Client overview
Our client is a U.S.-based research lab working on human-AI interaction. They want to build AI systems that can use digital platforms in ways that look and feel like human behavior. To achieve this, they needed large volumes of realistic user interaction data.
Business Challenges
-
The client requested us to simulate human activity on multiple apps and capture those interactions as training data for LLM development.
- We need to build a framework and various scripts. Following this, we had to generate as many diverse tasks as possible according to the above scripts.
- Annotators worked 6-8 hours per day on screen recording, simulating natural usage of apps.
- Actions had to follow a rhythm of about 2-3 seconds per interaction, mimicking how people use apps and improving natural interaction speed.
- Annotators communicated directly with the Project Manager in a one-to-one format, as though they were interacting with an AI model.
- Require strict QA rubric (accuracy, completeness, efficiency, quality, setting, and keyboard/mouse operation).
- This project prioritizes diverse scripts & behaviors, and the accepted error rate is up to 10%.
Project Detail
Domain: Artificial Intelligence
Solutions

1. Requirements: Aligned with the client on app scope, key user actions (posting, shopping, applying, editing), and how to balance dataset volume with realistic user behavior.

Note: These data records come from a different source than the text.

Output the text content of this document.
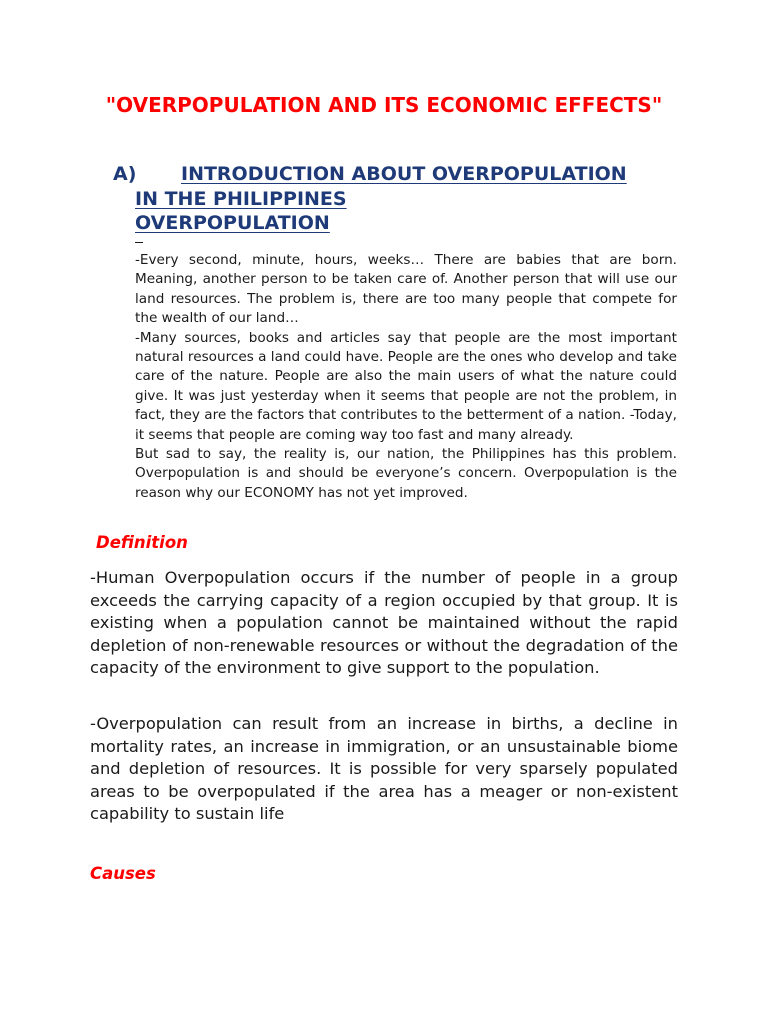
"OVERPOPULATION AND ITS ECONOMIC EFFECTS"
A) INTRODUCTION ABOUT OVERPOPULATION
IN THE PHILIPPINES
OVERPOPULATION

-Every second, minute, hours, weeks… There are babies that are born. Meaning, another person to be taken care of. Another person that will use our land resources. The problem is, there are too many people that compete for the wealth of our land…

-Many sources, books and articles say that people are the most important natural resources a land could have. People are the ones who develop and take care of the nature. People are also the main users of what the nature could give. It was just yesterday when it seems that people are not the problem, in fact, they are the factors that contributes to the betterment of a nation. -Today, it seems that people are coming way too fast and many already.

But sad to say, the reality is, our nation, the Philippines has this problem. Overpopulation is and should be everyone’s concern. Overpopulation is the reason why our ECONOMY has not yet improved.

Definition
-Human Overpopulation occurs if the number of people in a group exceeds the carrying capacity of a region occupied by that group. It is existing when a population cannot be maintained without the rapid depletion of non-renewable resources or without the degradation of the capacity of the environment to give support to the population.
-Overpopulation can result from an increase in births, a decline in mortality rates, an increase in immigration, or an unsustainable biome and depletion of resources. It is possible for very sparsely populated areas to be overpopulated if the area has a meager or non-existent capability to sustain life
Causes
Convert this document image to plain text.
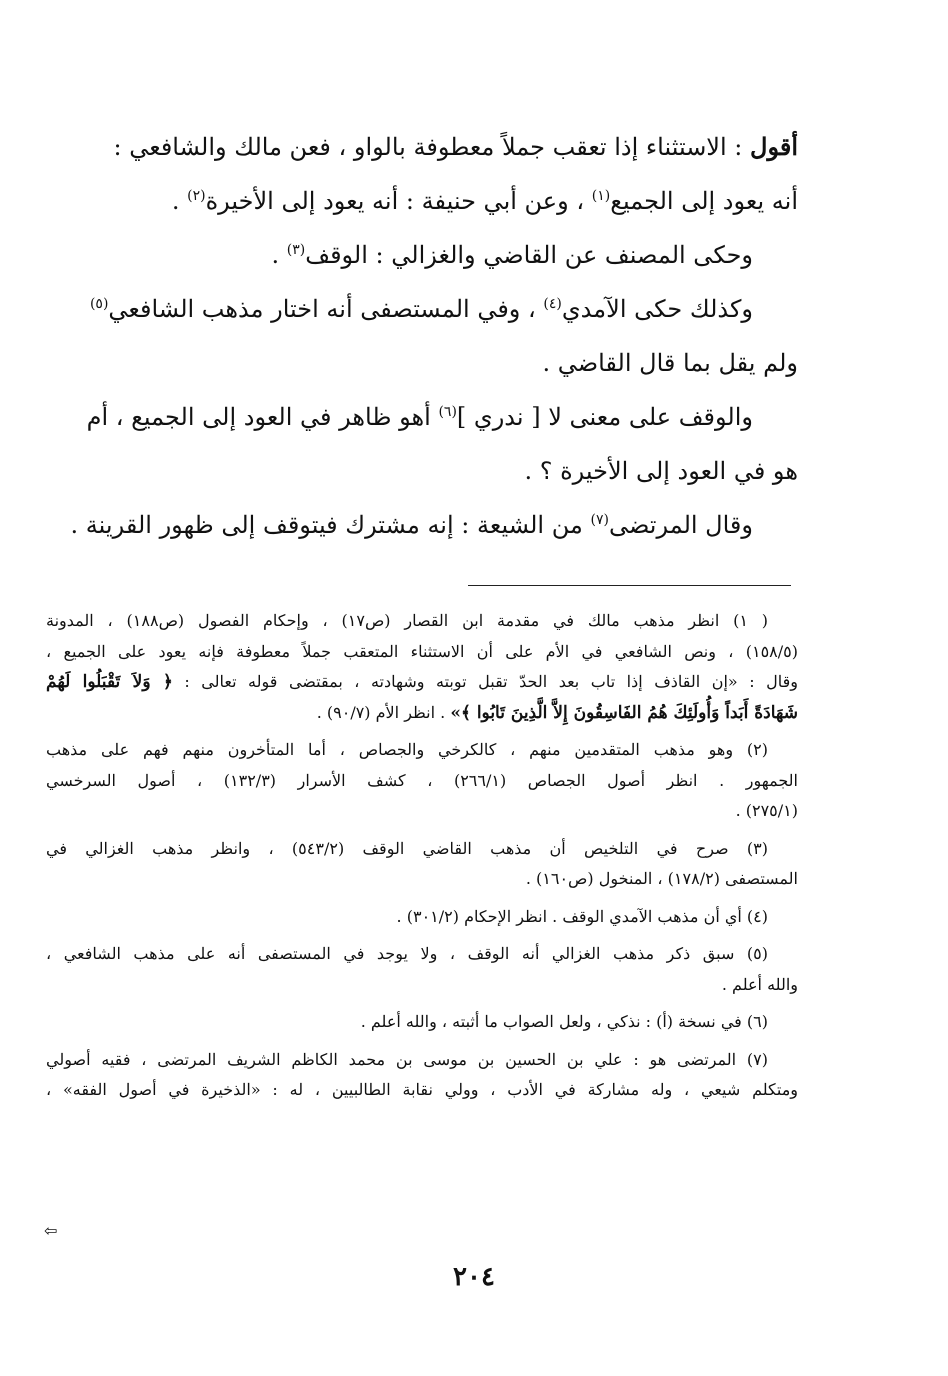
أقول : الاستثناء إذا تعقب جملاً معطوفة بالواو ، فعن مالك والشافعي :
أنه يعود إلى الجميع$^{(١)}$ ، وعن أبي حنيفة : أنه يعود إلى الأخيرة$^{(٢)}$ .
وحكى المصنف عن القاضي والغزالي : الوقف$^{(٣)}$ .
وكذلك حكى الآمدي$^{(٤)}$ ، وفي المستصفى أنه اختار مذهب الشافعي$^{(٥)}$
ولم يقل بما قال القاضي .
والوقف على معنى لا [ ندري ]$^{(٦)}$ أهو ظاهر في العود إلى الجميع ، أم
هو في العود إلى الأخيرة ؟ .
وقال المرتضى$^{(٧)}$ من الشيعة : إنه مشترك فيتوقف إلى ظهور القرينة .
( ١) انظر مذهب مالك في مقدمة ابن القصار (ص١٧) ، وإحكام الفصول (ص١٨٨) ، المدونة
(١٥٨/٥) ، ونص الشافعي في الأم على أن الاستثناء المتعقب جملاً معطوفة فإنه يعود على الجميع ،
وقال : «إن القاذف إذا تاب بعد الحدّ تقبل توبته وشهادته ، بمقتضى قوله تعالى : ﴿ وَلاَ تَقْبَلُوا لَهُمْ
شَهَادَةً أَبَداً وَأُولَئِكَ هُمُ الفَاسِقُونَ إِلاَّ الَّذِينَ تَابُوا ﴾» . انظر الأم (٩٠/٧) .
(٢) وهو مذهب المتقدمين منهم ، كالكرخي والجصاص ، أما المتأخرون منهم فهم على مذهب
الجمهور . انظر أصول الجصاص (٢٦٦/١) ، كشف الأسرار (١٣٢/٣) ، أصول السرخسي
(٢٧٥/١) .
(٣) صرح في التلخيص أن مذهب القاضي الوقف (٥٤٣/٢) ، وانظر مذهب الغزالي في
المستصفى (١٧٨/٢) ، المنخول (ص١٦٠) .
(٤) أي أن مذهب الآمدي الوقف . انظر الإحكام (٣٠١/٢) .
(٥) سبق ذكر مذهب الغزالي أنه الوقف ، ولا يوجد في المستصفى أنه على مذهب الشافعي ،
والله أعلم .
(٦) في نسخة (أ) : نذكي ، ولعل الصواب ما أثبته ، والله أعلم .
(٧) المرتضى هو : علي بن الحسين بن موسى بن محمد الكاظم الشريف المرتضى ، فقيه أصولي
ومتكلم شيعي ، وله مشاركة في الأدب ، وولي نقابة الطالبيين ، له : «الذخيرة في أصول الفقه» ،
⇦
٢٠٤
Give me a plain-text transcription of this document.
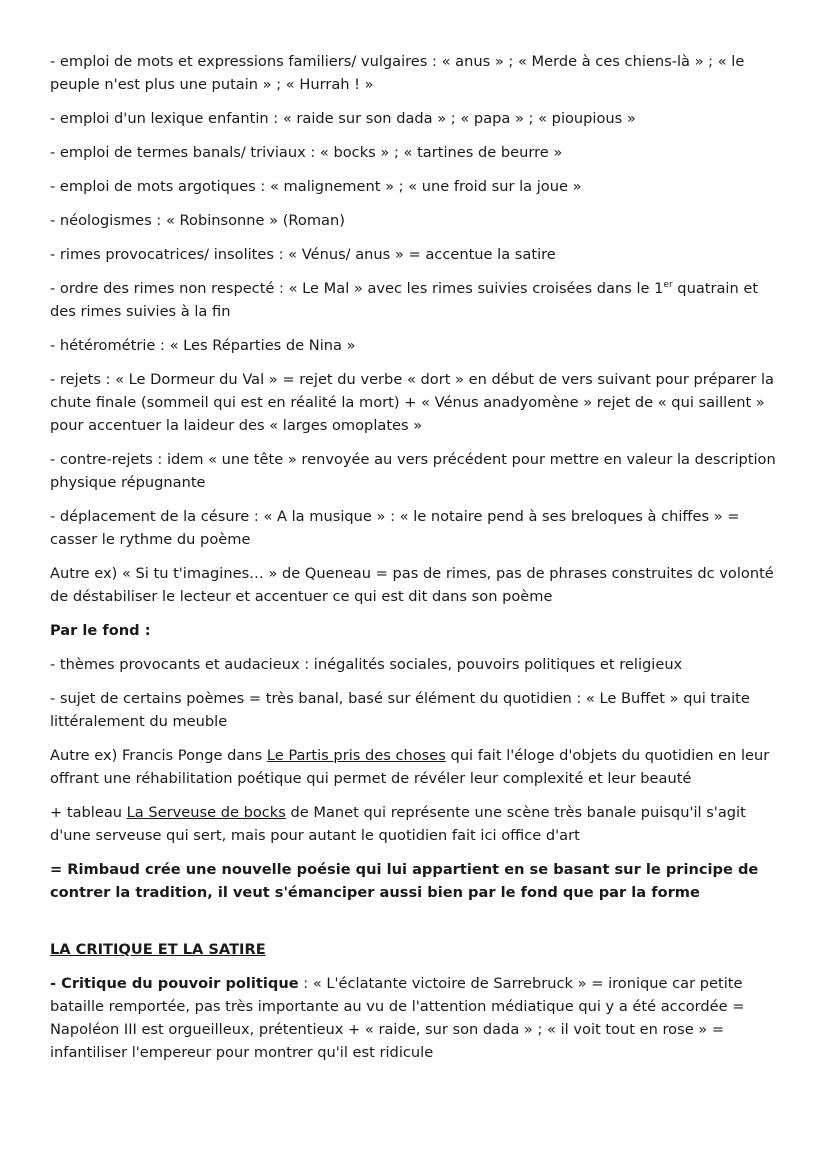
- emploi de mots et expressions familiers/ vulgaires : « anus » ; « Merde à ces chiens-là » ; « le peuple n'est plus une putain » ; « Hurrah ! »

- emploi d'un lexique enfantin : « raide sur son dada » ; « papa » ; « pioupious »

- emploi de termes banals/ triviaux : « bocks » ; « tartines de beurre »

- emploi de mots argotiques : « malignement » ; « une froid sur la joue »

- néologismes : « Robinsonne » (Roman)

- rimes provocatrices/ insolites : « Vénus/ anus » = accentue la satire

- ordre des rimes non respecté : « Le Mal » avec les rimes suivies croisées dans le 1er quatrain et des rimes suivies à la fin

- hétérométrie : « Les Réparties de Nina »

- rejets : « Le Dormeur du Val » = rejet du verbe « dort » en début de vers suivant pour préparer la chute finale (sommeil qui est en réalité la mort) + « Vénus anadyomène » rejet de « qui saillent » pour accentuer la laideur des « larges omoplates »

- contre-rejets : idem « une tête » renvoyée au vers précédent pour mettre en valeur la description physique répugnante

- déplacement de la césure : « A la musique » : « le notaire pend à ses breloques à chiffes » = casser le rythme du poème

Autre ex) « Si tu t'imagines… » de Queneau = pas de rimes, pas de phrases construites dc volonté de déstabiliser le lecteur et accentuer ce qui est dit dans son poème

Par le fond :

- thèmes provocants et audacieux : inégalités sociales, pouvoirs politiques et religieux

- sujet de certains poèmes = très banal, basé sur élément du quotidien : « Le Buffet » qui traite littéralement du meuble

Autre ex) Francis Ponge dans Le Partis pris des choses qui fait l'éloge d'objets du quotidien en leur offrant une réhabilitation poétique qui permet de révéler leur complexité et leur beauté

+ tableau La Serveuse de bocks de Manet qui représente une scène très banale puisqu'il s'agit d'une serveuse qui sert, mais pour autant le quotidien fait ici office d'art

= Rimbaud crée une nouvelle poésie qui lui appartient en se basant sur le principe de contrer la tradition, il veut s'émanciper aussi bien par le fond que par la forme

LA CRITIQUE ET LA SATIRE

- Critique du pouvoir politique : « L'éclatante victoire de Sarrebruck » = ironique car petite bataille remportée, pas très importante au vu de l'attention médiatique qui y a été accordée = Napoléon III est orgueilleux, prétentieux + « raide, sur son dada » ; « il voit tout en rose » = infantiliser l'empereur pour montrer qu'il est ridicule
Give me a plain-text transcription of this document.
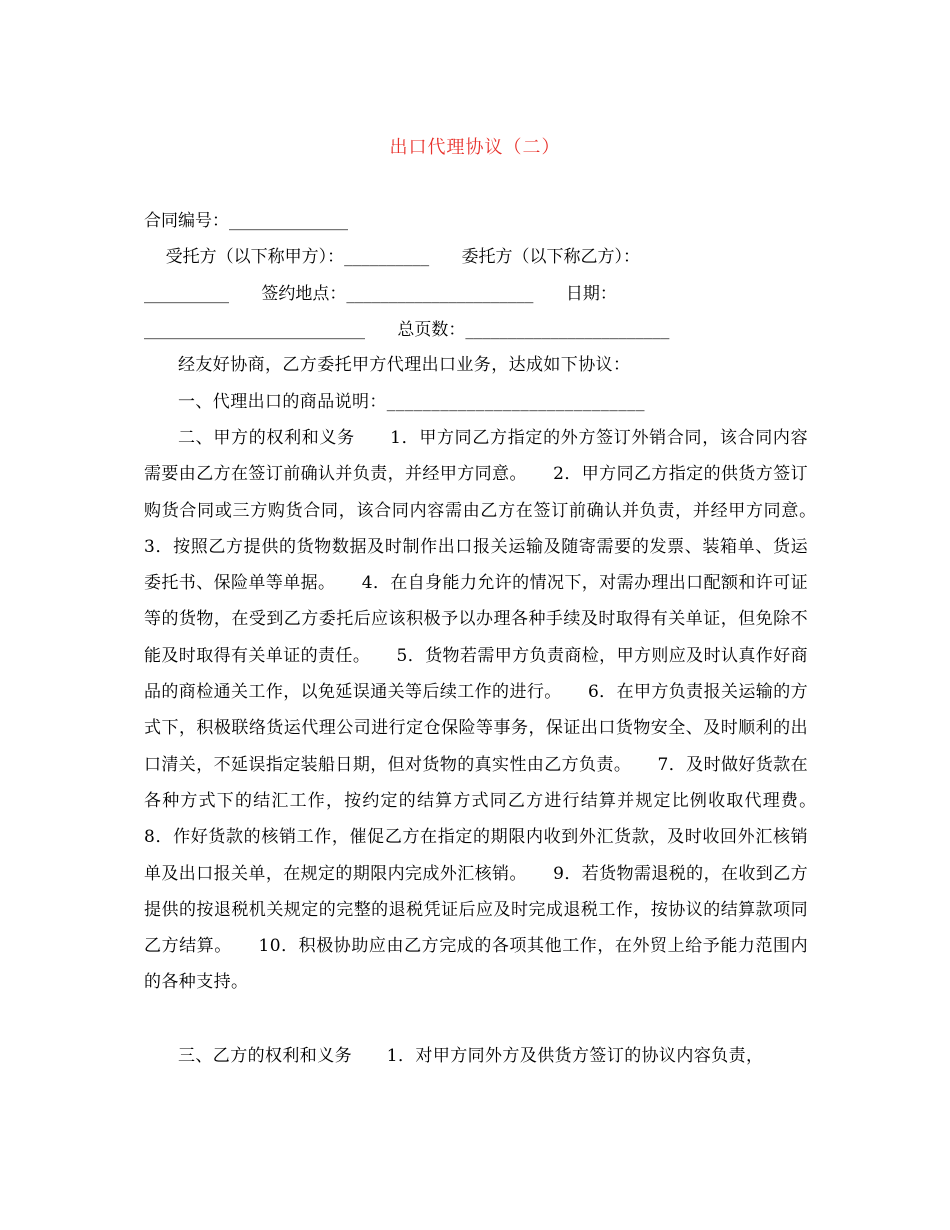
出口代理协议（二）
合同编号：______________
受托方（以下称甲方）：__________      委托方（以下称乙方）：
__________      签约地点：______________________      日期：
__________________________      总页数：________________________
经友好协商，乙方委托甲方代理出口业务，达成如下协议：
一、代理出口的商品说明：_____________________________
二、甲方的权利和义务　　1．甲方同乙方指定的外方签订外销合同，该合同内容需要由乙方在签订前确认并负责，并经甲方同意。　　2．甲方同乙方指定的供货方签订购货合同或三方购货合同，该合同内容需由乙方在签订前确认并负责，并经甲方同意。　　3．按照乙方提供的货物数据及时制作出口报关运输及随寄需要的发票、装箱单、货运委托书、保险单等单据。　　4．在自身能力允许的情况下，对需办理出口配额和许可证等的货物，在受到乙方委托后应该积极予以办理各种手续及时取得有关单证，但免除不能及时取得有关单证的责任。　　5．货物若需甲方负责商检，甲方则应及时认真作好商品的商检通关工作，以免延误通关等后续工作的进行。　　6．在甲方负责报关运输的方式下，积极联络货运代理公司进行定仓保险等事务，保证出口货物安全、及时顺利的出口清关，不延误指定装船日期，但对货物的真实性由乙方负责。　　7．及时做好货款在各种方式下的结汇工作，按约定的结算方式同乙方进行结算并规定比例收取代理费。　8．作好货款的核销工作，催促乙方在指定的期限内收到外汇货款，及时收回外汇核销单及出口报关单，在规定的期限内完成外汇核销。　　9．若货物需退税的，在收到乙方提供的按退税机关规定的完整的退税凭证后应及时完成退税工作，按协议的结算款项同乙方结算。　　10．积极协助应由乙方完成的各项其他工作，在外贸上给予能力范围内的各种支持。
三、乙方的权利和义务　　1．对甲方同外方及供货方签订的协议内容负责，
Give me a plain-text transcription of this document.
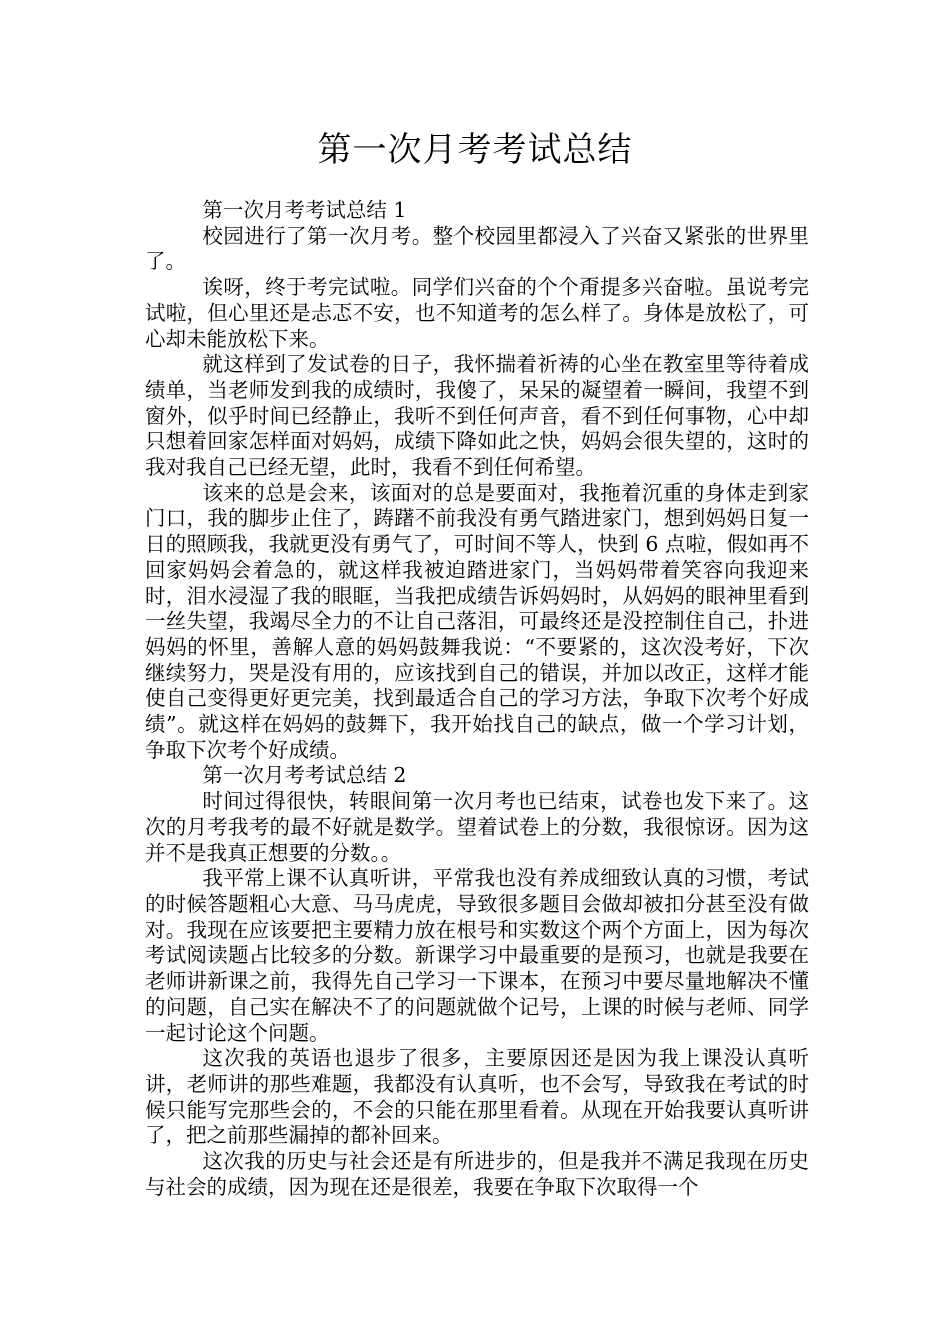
第一次月考考试总结

第一次月考考试总结 1

校园进行了第一次月考。整个校园里都浸入了兴奋又紧张的世界里了。

诶呀，终于考完试啦。同学们兴奋的个个甭提多兴奋啦。虽说考完试啦，但心里还是忐忑不安，也不知道考的怎么样了。身体是放松了，可心却未能放松下来。

就这样到了发试卷的日子，我怀揣着祈祷的心坐在教室里等待着成绩单，当老师发到我的成绩时，我傻了，呆呆的凝望着一瞬间，我望不到窗外，似乎时间已经静止，我听不到任何声音，看不到任何事物，心中却只想着回家怎样面对妈妈，成绩下降如此之快，妈妈会很失望的，这时的我对我自己已经无望，此时，我看不到任何希望。

该来的总是会来，该面对的总是要面对，我拖着沉重的身体走到家门口，我的脚步止住了，踌躇不前我没有勇气踏进家门，想到妈妈日复一日的照顾我，我就更没有勇气了，可时间不等人，快到 6 点啦，假如再不回家妈妈会着急的，就这样我被迫踏进家门，当妈妈带着笑容向我迎来时，泪水浸湿了我的眼眶，当我把成绩告诉妈妈时，从妈妈的眼神里看到一丝失望，我竭尽全力的不让自己落泪，可最终还是没控制住自己，扑进妈妈的怀里，善解人意的妈妈鼓舞我说：“不要紧的，这次没考好，下次继续努力，哭是没有用的，应该找到自己的错误，并加以改正，这样才能使自己变得更好更完美，找到最适合自己的学习方法，争取下次考个好成绩”。就这样在妈妈的鼓舞下，我开始找自己的缺点，做一个学习计划，争取下次考个好成绩。

第一次月考考试总结 2

时间过得很快，转眼间第一次月考也已结束，试卷也发下来了。这次的月考我考的最不好就是数学。望着试卷上的分数，我很惊讶。因为这并不是我真正想要的分数。。

我平常上课不认真听讲，平常我也没有养成细致认真的习惯，考试的时候答题粗心大意、马马虎虎，导致很多题目会做却被扣分甚至没有做对。我现在应该要把主要精力放在根号和实数这个两个方面上，因为每次考试阅读题占比较多的分数。新课学习中最重要的是预习，也就是我要在老师讲新课之前，我得先自己学习一下课本，在预习中要尽量地解决不懂的问题，自己实在解决不了的问题就做个记号，上课的时候与老师、同学一起讨论这个问题。

这次我的英语也退步了很多，主要原因还是因为我上课没认真听讲，老师讲的那些难题，我都没有认真听，也不会写，导致我在考试的时候只能写完那些会的，不会的只能在那里看着。从现在开始我要认真听讲了，把之前那些漏掉的都补回来。

这次我的历史与社会还是有所进步的，但是我并不满足我现在历史与社会的成绩，因为现在还是很差，我要在争取下次取得一个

2. Team Setup: Assigned 45 members: 2 PMs, 3 Task Creators, 10 QA, and 30 Annotators recording daily app interactions.
3. Training: Trained annotators to simulate natural app usage across social, e-commerce, content, and professional platforms.
4. Execution: Scripts guided diverse app interactions. Annotators recorded 6-8 hours/day, mimicking real behavior (scrolling, posting, liking). The workflow produced thousands of minutes of video weekly with 98%+ accuracy.
5. Delivery: Data was delivered in regular batches with screen recordings, task logs, and QA reports so the client could feed it directly into LLM training.